Il 45,7% dei reati è concentrato nelle regioni del Sud, fra cui la Sicilia (in compagnia di Campania, Calabria e Puglia). A seguire, il Lazio, “con un numero di reati in crescita rispetto al 2011 (+13,2%) e la Toscana, con 2.524 illeciti (+15,4%). Prima regione del Nord Italia, la Liguria (1.597 reati, +9,1% sul 2011). Da segnalare per l’incremento degli illeciti accertati anche il Veneto, con un +18,9%, e l’Umbria, passata dal sedicesimo posto del 2011 all’undicesimo del 2012.

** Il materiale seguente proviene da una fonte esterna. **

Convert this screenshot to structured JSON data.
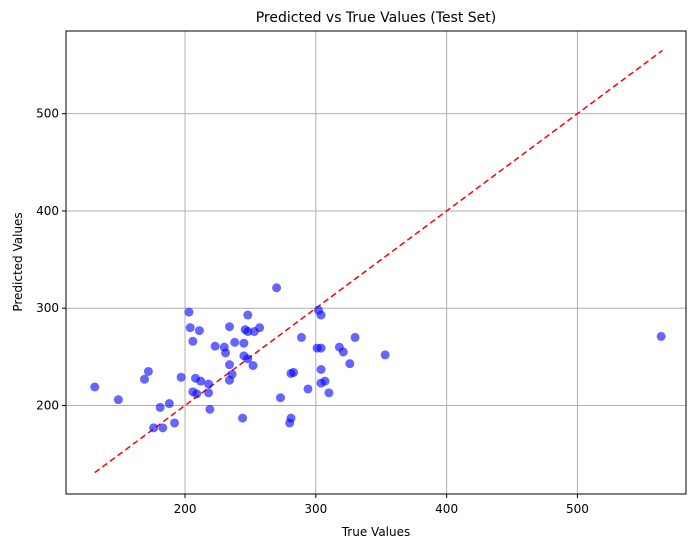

Il fatturato, sempre altissimo nonostante la crisi, ha sfiorato i 15 miliardi di euro grazie al coinvolgimento di numerosi clan (ben 321) che per i loro traffici hanno potuto contare spesso sull’aiuto di funzionari e dipendenti pubblici consenzienti o decisamente disonesti che hanno semplificato iter e processi autorizzativi in cambio di sostanziose mazzette. E se l’aggressione ai beni comuni continua senza sosta e senza troppi scossoni, cambia la geografia degli ecocrimini, sempre piu’ insofferente ai confini territoriali e amministrativi (sia regionali che nazionali o internazionali), cosi’ come mutano le strategie criminali e i modus operandi.

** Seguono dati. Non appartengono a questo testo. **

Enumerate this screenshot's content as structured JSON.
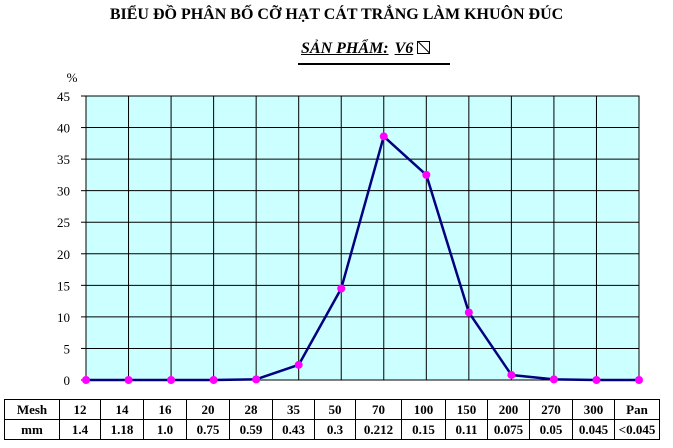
{
  "title": "BIỂU ĐỒ PHÂN BỐ CỠ HẠT CÁT TRẮNG LÀM KHUÔN ĐÚC",
  "subtitle": {
    "label": "SẢN PHẨM:",
    "product": "V6",
    "mark_icon": "boxed-slash-icon"
  },
  "colors": {
    "plot_background": "#ccffff",
    "grid": "#000000",
    "line": "#000080",
    "markers": "#ff00ff"
  },
  "chart_data": {
    "type": "line",
    "title": "BIỂU ĐỒ PHÂN BỐ CỠ HẠT CÁT TRẮNG LÀM KHUÔN ĐÚC",
    "ylabel": "%",
    "xlabel": "",
    "ylim": [
      0,
      45
    ],
    "yticks": [
      0,
      5,
      10,
      15,
      20,
      25,
      30,
      35,
      40,
      45
    ],
    "grid": true,
    "legend": "none",
    "categories": [
      "12",
      "14",
      "16",
      "20",
      "28",
      "35",
      "50",
      "70",
      "100",
      "150",
      "200",
      "270",
      "300",
      "Pan"
    ],
    "series": [
      {
        "values": [
          0,
          0,
          0,
          0,
          0.1,
          2.4,
          14.5,
          38.6,
          32.5,
          10.7,
          0.8,
          0.1,
          0,
          0
        ]
      }
    ],
    "table": {
      "row_headers": [
        "Mesh",
        "mm"
      ],
      "mesh": [
        "12",
        "14",
        "16",
        "20",
        "28",
        "35",
        "50",
        "70",
        "100",
        "150",
        "200",
        "270",
        "300",
        "Pan"
      ],
      "mm": [
        "1.4",
        "1.18",
        "1.0",
        "0.75",
        "0.59",
        "0.43",
        "0.3",
        "0.212",
        "0.15",
        "0.11",
        "0.075",
        "0.05",
        "0.045",
        "<0.045"
      ]
    }
  }
}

I rifiuti, ad esempio, non finiscono solo sotto terra, ma anche nei circuiti del riciclo in nero o del finto riciclo, i soldi incanalati nei circuiti finanziari internazionali. Ci troviamo quindi, di fronte ad una imprenditoria ecocriminale, caratterizzata da un vivace dinamismo, a cui fa da contraltare l’immobilismo della politica nazionale: nel nostro Paese vige ancora una legislazione a tutela dell’ambiente del tutto inadeguata, a carattere sostanzialmente contravvenzionale e basata su una vecchia impostazione che riconosce massimamente le ragioni dell’economia tralasciando i costi ambientali, sanitari e sociali.